Annual report

Events after the balance sheet date

The COVID-19 pandemic is affecting demand for vehicles and equipment, disrupting supply chains and production patterns and is likely to affect the group’s operations. The group is taking a precautionary approach to safeguard the health and safety of employees, crew, business partners and members of the public, whilst striving to avoid adverse operational impact. The pandemic continues to progress and evolve, and at this juncture it is challenging to predict the full extent and duration of resulting operational and economic impact on the group. The development of the pandemic and the mitigating actions implemented create uncertainty as to demand for our customers’ products as well as their ability to operate, putting pressure on volumes. In the same way, mitigating actions restricting freedom of movement can disturb our ability to operate efficiently. The impact of COVID-19 on the group’s business in 2020 is at this stage very hard to predict, and Wallenius Wilhelmsen will continue to monitor developments closely and respond accordingly. The group has estimated a 20% reduction in ocean volumes for first quarter 2020 compared to first quarter 2019. The company expects an impact into second quarter, but the extent will depend on the rate of recovery in Asia, the spread of the coronavirus, the corresponding reaction of global markets and the impact on vehicle sales.

Based on the expected volume drop there is an overcapacity in the group’s fleet of 10-15 vessels net of already planned redelivery of charter vessels. To take out capacity and reduce operational costs, the group is considering recycling of up to four vessels, all 24 years or older. The early recycling is expected to lead to a potential impairment of up to USD 40 million. In addition, preparations are being made to initially place up to 10 vessels in cold lay-up. The estimated cost saving for a vessel in cold lay-up is USD 3-4,000 per day depending on length of lay-up. Of the 11 vessels that have been chartered in which are available for redelivery at the start of the year, four have been redelivered and another three will be redelivered before end of June. One vessel has been extended and the remaining three are under consideration.

In line with automaker plant closures, the group is suspending operations at several landbased processing centres, starting temporary layoffs for about 2,500 production workers in the USA and Mexico. At the publication of these financial statements it is difficult to estimate the financial impact on first and second quarter result for the landbased segment as it depends on how long the closure of the automaker plants will last and if other automakers also decides temporary closures.

In addition, the COVID-19 breakout is an indicator of impairment for assets such as goodwill, other intangible assets, vessels and right of use assets. The value in use impairment assessment for these types of assets may be impacted by the COVID-19 breakout in connection with reporting of interim financial information for the first quarter 2020 and onwards.

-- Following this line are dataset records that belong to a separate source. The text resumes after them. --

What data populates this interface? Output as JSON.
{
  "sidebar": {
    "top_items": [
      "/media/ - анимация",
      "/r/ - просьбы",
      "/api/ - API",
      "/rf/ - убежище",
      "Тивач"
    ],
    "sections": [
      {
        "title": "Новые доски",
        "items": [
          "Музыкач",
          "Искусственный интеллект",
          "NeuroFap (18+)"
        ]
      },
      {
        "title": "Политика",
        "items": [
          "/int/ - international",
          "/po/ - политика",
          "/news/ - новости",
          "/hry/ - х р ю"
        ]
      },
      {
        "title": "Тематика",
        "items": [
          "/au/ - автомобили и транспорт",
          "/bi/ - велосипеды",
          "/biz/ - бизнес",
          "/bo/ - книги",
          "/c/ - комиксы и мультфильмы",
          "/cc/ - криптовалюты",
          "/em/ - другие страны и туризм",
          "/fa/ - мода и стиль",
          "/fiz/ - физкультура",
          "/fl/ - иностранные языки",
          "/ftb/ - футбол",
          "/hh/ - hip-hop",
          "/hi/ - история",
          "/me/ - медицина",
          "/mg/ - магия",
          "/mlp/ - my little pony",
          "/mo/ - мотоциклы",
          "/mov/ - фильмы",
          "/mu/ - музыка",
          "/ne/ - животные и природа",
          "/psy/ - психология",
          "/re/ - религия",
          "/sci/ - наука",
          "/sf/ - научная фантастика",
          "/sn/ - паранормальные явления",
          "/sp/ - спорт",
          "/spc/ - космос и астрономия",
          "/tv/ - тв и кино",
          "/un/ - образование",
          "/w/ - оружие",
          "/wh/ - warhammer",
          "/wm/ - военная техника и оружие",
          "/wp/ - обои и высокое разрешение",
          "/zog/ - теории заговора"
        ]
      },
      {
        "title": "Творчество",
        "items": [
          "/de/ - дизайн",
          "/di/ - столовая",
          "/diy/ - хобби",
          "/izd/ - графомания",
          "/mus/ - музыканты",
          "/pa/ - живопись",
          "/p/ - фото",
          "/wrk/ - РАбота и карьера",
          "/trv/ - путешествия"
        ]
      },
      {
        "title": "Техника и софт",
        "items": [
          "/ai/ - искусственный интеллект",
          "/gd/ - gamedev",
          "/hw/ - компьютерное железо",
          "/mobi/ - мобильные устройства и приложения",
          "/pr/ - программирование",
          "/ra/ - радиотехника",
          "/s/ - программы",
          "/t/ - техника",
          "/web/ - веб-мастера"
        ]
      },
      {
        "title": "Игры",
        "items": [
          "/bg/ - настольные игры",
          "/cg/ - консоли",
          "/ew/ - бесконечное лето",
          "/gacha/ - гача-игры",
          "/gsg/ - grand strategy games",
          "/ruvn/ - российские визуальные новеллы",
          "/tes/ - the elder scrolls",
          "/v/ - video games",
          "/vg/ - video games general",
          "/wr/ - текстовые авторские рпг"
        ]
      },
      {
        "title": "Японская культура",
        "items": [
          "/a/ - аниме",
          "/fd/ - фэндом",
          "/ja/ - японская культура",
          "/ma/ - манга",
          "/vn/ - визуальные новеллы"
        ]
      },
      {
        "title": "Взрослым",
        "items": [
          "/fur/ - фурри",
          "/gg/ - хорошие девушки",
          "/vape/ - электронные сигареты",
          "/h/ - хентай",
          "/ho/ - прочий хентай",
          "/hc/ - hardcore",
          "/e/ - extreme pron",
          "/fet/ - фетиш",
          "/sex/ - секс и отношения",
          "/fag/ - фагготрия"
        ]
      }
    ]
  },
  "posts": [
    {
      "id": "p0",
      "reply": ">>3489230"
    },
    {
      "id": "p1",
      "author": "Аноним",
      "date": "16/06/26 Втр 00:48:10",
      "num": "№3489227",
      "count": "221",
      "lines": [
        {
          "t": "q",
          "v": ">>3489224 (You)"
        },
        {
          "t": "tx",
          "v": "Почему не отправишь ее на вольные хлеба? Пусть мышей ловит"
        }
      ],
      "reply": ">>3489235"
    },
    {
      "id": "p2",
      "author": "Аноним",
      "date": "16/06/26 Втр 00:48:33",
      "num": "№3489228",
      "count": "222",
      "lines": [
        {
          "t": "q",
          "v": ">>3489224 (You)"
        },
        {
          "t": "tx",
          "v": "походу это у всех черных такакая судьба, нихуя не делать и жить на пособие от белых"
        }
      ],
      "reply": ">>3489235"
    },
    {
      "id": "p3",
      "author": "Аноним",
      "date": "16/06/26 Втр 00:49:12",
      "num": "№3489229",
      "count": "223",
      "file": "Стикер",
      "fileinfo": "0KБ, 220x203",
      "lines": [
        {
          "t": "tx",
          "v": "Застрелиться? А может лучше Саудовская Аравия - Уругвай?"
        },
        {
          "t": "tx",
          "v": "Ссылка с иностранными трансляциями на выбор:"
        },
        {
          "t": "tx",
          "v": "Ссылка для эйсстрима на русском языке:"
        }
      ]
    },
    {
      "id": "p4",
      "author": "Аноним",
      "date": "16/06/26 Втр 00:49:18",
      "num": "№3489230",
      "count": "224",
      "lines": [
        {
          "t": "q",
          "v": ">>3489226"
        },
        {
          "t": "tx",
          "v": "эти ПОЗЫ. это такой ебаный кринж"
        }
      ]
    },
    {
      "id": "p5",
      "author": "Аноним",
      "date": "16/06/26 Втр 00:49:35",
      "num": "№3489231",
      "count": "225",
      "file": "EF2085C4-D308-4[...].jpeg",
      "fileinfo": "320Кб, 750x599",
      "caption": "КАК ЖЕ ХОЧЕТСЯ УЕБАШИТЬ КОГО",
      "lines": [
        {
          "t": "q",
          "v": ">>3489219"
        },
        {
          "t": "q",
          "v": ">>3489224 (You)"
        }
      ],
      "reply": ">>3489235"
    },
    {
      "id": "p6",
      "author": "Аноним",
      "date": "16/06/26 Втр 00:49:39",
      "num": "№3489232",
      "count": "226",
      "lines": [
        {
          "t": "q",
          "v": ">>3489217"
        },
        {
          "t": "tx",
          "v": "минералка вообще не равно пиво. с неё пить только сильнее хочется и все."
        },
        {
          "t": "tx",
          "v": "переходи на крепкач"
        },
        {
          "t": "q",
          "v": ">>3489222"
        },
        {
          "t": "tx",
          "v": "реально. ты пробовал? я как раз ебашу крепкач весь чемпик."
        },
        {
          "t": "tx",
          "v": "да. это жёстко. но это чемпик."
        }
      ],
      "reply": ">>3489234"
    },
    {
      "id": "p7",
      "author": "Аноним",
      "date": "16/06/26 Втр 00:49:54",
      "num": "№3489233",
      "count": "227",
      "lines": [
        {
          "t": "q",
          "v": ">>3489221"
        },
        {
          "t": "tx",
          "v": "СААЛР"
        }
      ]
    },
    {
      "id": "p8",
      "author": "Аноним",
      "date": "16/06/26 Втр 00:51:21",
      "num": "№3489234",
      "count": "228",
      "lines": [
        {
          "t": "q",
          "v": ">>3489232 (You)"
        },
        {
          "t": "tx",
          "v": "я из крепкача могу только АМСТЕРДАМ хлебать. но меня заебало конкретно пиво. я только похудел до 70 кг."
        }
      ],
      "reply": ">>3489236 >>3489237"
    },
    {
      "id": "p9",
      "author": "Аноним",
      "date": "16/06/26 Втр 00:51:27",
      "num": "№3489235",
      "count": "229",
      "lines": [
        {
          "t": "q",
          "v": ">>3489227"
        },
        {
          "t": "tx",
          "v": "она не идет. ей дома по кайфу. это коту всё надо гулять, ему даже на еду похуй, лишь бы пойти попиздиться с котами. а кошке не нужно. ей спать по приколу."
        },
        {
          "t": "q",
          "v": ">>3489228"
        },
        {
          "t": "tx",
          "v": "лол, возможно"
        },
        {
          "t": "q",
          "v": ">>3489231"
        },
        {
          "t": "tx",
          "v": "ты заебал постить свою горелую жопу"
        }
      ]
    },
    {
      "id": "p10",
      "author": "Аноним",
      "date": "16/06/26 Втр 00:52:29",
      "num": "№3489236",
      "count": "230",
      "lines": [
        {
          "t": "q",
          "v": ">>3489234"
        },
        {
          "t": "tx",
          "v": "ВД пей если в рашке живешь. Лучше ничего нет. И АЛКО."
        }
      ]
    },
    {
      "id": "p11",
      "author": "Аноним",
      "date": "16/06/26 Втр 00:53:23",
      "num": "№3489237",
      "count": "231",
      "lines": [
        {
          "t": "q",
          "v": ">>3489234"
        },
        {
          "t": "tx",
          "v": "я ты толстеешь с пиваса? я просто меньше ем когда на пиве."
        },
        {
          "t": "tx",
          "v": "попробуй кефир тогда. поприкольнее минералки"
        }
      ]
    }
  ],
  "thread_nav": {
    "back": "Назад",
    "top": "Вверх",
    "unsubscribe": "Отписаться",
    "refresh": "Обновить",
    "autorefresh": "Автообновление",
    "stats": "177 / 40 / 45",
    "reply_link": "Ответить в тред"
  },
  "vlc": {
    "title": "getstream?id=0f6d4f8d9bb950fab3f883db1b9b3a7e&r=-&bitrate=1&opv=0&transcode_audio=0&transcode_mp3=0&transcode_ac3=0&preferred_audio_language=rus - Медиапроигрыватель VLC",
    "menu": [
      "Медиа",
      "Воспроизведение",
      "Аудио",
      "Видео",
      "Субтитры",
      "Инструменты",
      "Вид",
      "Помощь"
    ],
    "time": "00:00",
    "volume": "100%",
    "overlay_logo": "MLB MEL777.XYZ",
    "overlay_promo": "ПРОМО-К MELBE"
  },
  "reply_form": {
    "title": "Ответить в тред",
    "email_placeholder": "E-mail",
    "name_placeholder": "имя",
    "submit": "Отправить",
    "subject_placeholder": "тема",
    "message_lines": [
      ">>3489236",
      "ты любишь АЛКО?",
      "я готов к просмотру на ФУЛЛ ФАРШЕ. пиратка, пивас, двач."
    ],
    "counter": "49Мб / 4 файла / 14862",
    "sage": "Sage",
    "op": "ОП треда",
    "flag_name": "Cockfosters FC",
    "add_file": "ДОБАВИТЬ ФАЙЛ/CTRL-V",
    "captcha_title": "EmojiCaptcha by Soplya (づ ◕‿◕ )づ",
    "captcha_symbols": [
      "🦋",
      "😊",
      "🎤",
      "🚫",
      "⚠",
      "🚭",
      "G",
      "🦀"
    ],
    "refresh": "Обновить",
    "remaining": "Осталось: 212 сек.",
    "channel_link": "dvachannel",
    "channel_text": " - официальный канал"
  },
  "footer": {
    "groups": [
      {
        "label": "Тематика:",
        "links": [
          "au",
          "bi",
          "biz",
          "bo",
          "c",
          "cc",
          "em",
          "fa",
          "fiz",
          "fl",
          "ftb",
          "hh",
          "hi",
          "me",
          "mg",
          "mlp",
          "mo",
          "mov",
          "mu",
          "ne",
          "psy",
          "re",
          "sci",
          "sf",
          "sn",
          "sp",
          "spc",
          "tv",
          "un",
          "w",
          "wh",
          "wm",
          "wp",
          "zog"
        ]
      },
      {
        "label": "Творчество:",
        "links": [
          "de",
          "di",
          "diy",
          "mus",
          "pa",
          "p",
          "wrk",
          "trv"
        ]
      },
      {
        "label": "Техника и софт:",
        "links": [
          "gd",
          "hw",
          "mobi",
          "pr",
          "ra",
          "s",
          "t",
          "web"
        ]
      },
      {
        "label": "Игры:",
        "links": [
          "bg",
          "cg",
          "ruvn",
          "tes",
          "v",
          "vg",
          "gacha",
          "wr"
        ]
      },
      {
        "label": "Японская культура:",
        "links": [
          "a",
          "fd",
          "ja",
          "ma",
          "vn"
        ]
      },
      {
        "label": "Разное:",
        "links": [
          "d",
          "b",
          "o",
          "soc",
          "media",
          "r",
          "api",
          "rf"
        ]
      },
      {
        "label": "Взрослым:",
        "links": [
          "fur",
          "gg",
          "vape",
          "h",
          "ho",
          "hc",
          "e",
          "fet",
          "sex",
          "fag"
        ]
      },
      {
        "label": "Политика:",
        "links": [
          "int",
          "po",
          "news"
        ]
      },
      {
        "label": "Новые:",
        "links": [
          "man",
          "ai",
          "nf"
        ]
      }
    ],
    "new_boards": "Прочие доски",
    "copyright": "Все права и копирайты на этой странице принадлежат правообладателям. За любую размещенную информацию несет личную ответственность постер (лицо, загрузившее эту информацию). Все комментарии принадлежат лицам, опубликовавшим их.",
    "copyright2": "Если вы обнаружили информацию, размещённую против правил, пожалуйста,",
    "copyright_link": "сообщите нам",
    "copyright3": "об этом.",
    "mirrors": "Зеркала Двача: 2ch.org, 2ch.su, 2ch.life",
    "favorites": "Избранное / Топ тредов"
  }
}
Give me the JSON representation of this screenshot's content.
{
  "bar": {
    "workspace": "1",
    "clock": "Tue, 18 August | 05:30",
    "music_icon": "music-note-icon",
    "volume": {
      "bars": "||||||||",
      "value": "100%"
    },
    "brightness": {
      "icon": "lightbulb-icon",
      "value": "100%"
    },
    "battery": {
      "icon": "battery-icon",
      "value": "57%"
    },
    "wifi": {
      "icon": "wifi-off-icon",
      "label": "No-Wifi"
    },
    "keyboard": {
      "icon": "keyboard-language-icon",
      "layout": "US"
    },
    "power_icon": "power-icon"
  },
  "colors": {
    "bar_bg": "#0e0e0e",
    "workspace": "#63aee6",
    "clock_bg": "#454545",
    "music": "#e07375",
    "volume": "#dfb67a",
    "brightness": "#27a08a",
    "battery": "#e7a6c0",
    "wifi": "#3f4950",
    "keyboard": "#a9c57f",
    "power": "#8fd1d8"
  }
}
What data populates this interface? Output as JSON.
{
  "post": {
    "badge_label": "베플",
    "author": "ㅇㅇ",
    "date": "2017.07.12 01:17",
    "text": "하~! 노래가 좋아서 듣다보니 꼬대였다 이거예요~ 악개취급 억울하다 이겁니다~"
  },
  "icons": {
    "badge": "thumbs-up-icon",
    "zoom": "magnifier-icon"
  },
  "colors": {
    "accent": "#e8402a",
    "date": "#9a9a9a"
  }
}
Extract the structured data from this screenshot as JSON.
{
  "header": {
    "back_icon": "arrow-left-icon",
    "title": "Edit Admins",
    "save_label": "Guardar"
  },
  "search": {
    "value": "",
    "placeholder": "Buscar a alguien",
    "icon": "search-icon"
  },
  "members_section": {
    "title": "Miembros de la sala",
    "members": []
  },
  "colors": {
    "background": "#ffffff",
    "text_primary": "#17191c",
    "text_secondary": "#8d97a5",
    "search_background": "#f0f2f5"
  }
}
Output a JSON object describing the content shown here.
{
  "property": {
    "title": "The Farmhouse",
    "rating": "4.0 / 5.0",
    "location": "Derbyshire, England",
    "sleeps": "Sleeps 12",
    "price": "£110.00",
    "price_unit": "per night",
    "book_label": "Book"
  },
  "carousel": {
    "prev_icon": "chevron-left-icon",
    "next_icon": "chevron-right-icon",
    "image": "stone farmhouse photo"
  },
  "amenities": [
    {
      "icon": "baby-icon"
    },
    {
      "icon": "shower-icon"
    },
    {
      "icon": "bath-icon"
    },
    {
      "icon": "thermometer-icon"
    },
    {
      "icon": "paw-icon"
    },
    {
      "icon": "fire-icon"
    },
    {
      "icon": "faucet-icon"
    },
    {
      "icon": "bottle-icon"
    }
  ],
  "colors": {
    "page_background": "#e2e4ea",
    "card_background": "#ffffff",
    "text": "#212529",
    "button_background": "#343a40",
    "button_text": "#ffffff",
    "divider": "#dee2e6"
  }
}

Per end of 2019, the group had a solid liquidity situation, with cash and cash equivalents of USD 398 million and around USD 377 million in undrawn credit facilities, which makes the group well prepared to handle a downturn. The only covenant on group level, related to the group’s bond debt, is limitation on the ability to pledge assets. All financing at the level of the different business units have covenants measured on the level of the business unit. The bank and lease financing of vessels have financial covenant clauses relating to one or several of the following minimum liquidity, current assets/current liabilities, loan to value clauses, and in some cases fixed charge/interest coverage. The financing for the landbased segment has covenants related to net interest-bearing debt/EBITDA, equity ratio and minimum liquidity. We do not see any risk of covenant breach in the first quarter as a consequence of the COVID-19 pandemic. As the impact on our customers’ production, as well as market demand for their products, evolves week by week, we will continue to monitor the situation closely.

On 30 March 2020, it was announced that Torbjørn Wist will join the group as Chief Financial Officer starting 1 October. Mr. Wist is a Norwegian national who today is CFO at the Scandinavian airline SAS.